While all of the actors are exemplary in their portrayals of whatever aspect they are bringing to life, it's Cate Blanchett who steals the movie as Jude Quinn, the Bob Dylan who pissed everyone off by plugging in an electric guitar. Not only does she capture the essence of Dylan physically from that period of his life, she conveys both his arrogance and his insecurity over people's reactions to the change in direction that his music took. This is a brittle and fragile person who never wanted to be an idol, a pop star, or be anybody's voice but his own, let alone the supposed voice of a generation.
How can an artist grow and create if he or she is constantly tied down by the expectations of an audience who want him to keep doing the same things over and over again? The Dylan as depicted by the character of Jude Quinn is trapped in the snare of her own popularity and looks to try to use any means possible to cut her way free. If that means being arrogant and insulting with the press, and coming across like she doesn't give a shit anymore – then so be it. You get the feeling that the motorcycle accident of 1966 that almost killed Dylan was a salvation because it gave him the means to disappear and do what he wanted to do.
Interestingly enough a number of the songs used during the film are taken from the recording sessions that Bob Dylan and the Band did during the time he was hiding out from the world in Woodstock, New York. From the hours and hours of material they recorded at that time the album The Basement Tapes was created, Haynes has not only used songs off the album, but he was given permission to use material that hadn't been released before. While some of the songs in the movie have Dylan singing the original versions, others are new recordings of his material by contemporary performers, and some are sung by the actors.
In an extensive question and answer/interview session with the director Todd Haynes on the special features disc, he explains that the music he chose wasn't necessarily his favourite stuff, but the pieces he thought would help with movie's continuity and help carry it forward.
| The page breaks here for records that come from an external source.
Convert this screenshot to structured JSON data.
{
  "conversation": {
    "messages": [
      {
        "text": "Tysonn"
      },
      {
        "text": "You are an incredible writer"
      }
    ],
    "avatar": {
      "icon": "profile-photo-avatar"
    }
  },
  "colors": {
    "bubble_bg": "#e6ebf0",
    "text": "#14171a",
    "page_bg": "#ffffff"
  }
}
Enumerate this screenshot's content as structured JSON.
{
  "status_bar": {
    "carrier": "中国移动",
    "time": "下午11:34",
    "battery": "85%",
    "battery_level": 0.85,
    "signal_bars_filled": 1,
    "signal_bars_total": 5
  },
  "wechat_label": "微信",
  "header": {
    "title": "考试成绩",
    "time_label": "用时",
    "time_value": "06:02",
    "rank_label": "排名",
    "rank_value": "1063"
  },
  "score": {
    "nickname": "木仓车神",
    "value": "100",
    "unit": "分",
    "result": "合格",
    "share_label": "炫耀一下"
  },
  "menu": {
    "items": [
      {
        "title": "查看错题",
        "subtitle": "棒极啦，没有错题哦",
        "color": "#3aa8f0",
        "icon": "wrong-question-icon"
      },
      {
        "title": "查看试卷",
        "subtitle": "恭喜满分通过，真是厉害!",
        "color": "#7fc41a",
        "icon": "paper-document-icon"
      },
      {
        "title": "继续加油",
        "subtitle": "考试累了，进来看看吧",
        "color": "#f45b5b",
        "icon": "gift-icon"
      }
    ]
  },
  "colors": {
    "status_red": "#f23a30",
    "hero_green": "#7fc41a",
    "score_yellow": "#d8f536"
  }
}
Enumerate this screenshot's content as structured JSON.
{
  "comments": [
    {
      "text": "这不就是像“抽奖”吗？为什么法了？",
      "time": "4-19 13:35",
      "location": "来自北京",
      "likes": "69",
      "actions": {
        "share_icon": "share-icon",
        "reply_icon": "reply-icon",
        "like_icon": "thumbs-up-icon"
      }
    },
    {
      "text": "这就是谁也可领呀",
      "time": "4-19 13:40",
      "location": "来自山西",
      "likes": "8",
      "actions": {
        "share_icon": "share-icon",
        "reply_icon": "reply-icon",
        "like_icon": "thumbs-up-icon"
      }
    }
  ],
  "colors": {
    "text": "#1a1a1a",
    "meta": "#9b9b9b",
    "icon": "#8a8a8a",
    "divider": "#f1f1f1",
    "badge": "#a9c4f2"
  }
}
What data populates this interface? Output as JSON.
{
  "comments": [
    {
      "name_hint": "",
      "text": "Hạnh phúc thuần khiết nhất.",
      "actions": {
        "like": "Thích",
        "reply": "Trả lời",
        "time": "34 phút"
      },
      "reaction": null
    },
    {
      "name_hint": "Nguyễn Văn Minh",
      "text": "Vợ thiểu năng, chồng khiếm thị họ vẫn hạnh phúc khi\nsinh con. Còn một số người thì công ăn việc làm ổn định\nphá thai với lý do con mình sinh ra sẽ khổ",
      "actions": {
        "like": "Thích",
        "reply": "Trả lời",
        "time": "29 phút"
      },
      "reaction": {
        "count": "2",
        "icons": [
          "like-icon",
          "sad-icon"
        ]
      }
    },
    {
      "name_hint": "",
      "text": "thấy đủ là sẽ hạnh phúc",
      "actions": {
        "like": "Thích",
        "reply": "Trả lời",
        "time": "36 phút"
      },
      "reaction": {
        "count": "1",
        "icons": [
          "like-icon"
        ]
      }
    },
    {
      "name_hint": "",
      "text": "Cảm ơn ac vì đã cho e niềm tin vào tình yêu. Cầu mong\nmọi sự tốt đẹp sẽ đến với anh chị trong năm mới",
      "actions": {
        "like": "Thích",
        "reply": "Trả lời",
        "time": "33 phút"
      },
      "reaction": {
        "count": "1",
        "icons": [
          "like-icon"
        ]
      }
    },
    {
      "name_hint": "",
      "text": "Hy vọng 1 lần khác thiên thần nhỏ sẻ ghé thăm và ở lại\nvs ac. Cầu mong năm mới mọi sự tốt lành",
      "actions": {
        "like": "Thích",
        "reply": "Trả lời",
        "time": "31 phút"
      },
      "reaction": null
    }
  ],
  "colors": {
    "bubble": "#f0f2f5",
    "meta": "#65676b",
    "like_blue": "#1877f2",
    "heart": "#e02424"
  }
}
Unlike a lot of special feature interviews with directors, this one is actually of some use as Haynes goes into quite a bit of depth about his process and how the film came together.
The rest of the special features are the usual deleted scenes and out takes, but a nice bonus is the inclusion of a complete version of "Subterranean Homesick Blues" sung by Richie Havens and young Marcus Carl Franklin. They've also included a nice tribute to Heath Ledger, which is a montage of clips from the film, outtakes, and bits and pieces from when the camera was rolling before and after a scene being shot. It's surprisingly moving, probably because it's not cluttered up with people talking about the man, but instead allows you to see and experience him.
Although I suppose that shouldn't be a surprise as that's exactly what I'm Not There does with its portrayal of Bob Dylan. Don't come to this film expecting to be spoon fed answers or explanations about Bob Dylan, because you will be bitterly disappointed. However if you come to the movie with expectation of being allowed an opportunity to observe him in great detail, and see many facets of his personality revealed in unusual ways then you will come away happy. Who knows, you might even be able to draw some conclusions of your own about the man who remains one of pop music's greatest enigmas even to this day. I've seen the future of the biographical movie and it's I'm Not There.